Current instructional reforms in undergraduate science, technology, engineering, and mathematics (STEM) courses have focused on enhancing adoption of evidence-based instructional practices among STEM faculty members. These practices have been empirically demonstrated to enhance student learning and attitudes. However, research indicates that instructors often adapt rather than adopt practices, unknowingly compromising their effectiveness. Thus, there is a need to raise awareness of the research-based implementation of these practices, develop fidelity of implementation protocols to understand adaptations being made, and ultimately characterize the true impact of reform efforts based on these practices. Peer instruction (PI) is an example of an evidence-based instructional practice that consists of asking students conceptual questions during class time and collecting their answers via clickers or response cards.
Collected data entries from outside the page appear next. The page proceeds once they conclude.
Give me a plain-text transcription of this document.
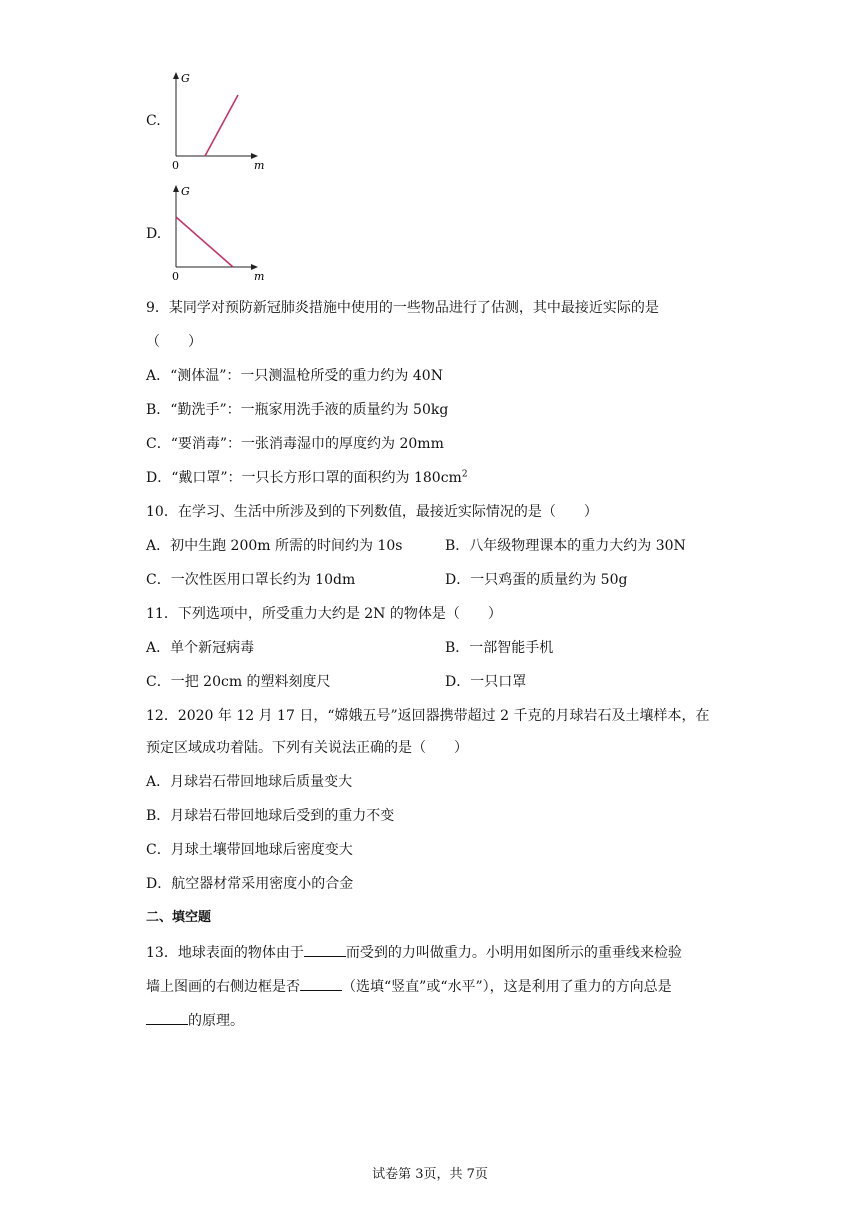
C.
G
0	m
D.
G
0	m
9．某同学对预防新冠肺炎措施中使用的一些物品进行了估测，其中最接近实际的是
（　　）
A．“测体温”：一只测温枪所受的重力约为 40N
B．“勤洗手”：一瓶家用洗手液的质量约为 50kg
C．“要消毒”：一张消毒湿巾的厚度约为 20mm
D．“戴口罩”：一只长方形口罩的面积约为 $180cm^2$
10．在学习、生活中所涉及到的下列数值，最接近实际情况的是（　　）
A．初中生跑 200m 所需的时间约为 10s	B．八年级物理课本的重力大约为 30N
C．一次性医用口罩长约为 10dm	D．一只鸡蛋的质量约为 50g
11．下列选项中，所受重力大约是 2N 的物体是（　　）
A．单个新冠病毒	B．一部智能手机
C．一把 20cm 的塑料刻度尺	D．一只口罩
12．2020 年 12 月 17 日，“嫦娥五号”返回器携带超过 2 千克的月球岩石及土壤样本，在
预定区域成功着陆。下列有关说法正确的是（　　）
A．月球岩石带回地球后质量变大
B．月球岩石带回地球后受到的重力不变
C．月球土壤带回地球后密度变大
D．航空器材常采用密度小的合金
二、填空题
13．地球表面的物体由于	而受到的力叫做重力。小明用如图所示的重垂线来检验
墙上图画的右侧边框是否	（选填“竖直”或“水平”），这是利用了重力的方向总是
的原理。
试卷第 3页，共 7页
Extensive research has been conducted by physics and biology education researchers to evaluate the effectiveness of this practice and to better understand the intricacies of its implementation. PI has also been investigated in other disciplines, such as chemistry and computer science. This article reviews and summarizes these various bodies of research and provides instructors and researchers with a research-based model for the effective implementation of PI. Limitations of current studies and recommendations for future empirical inquiries are also provided.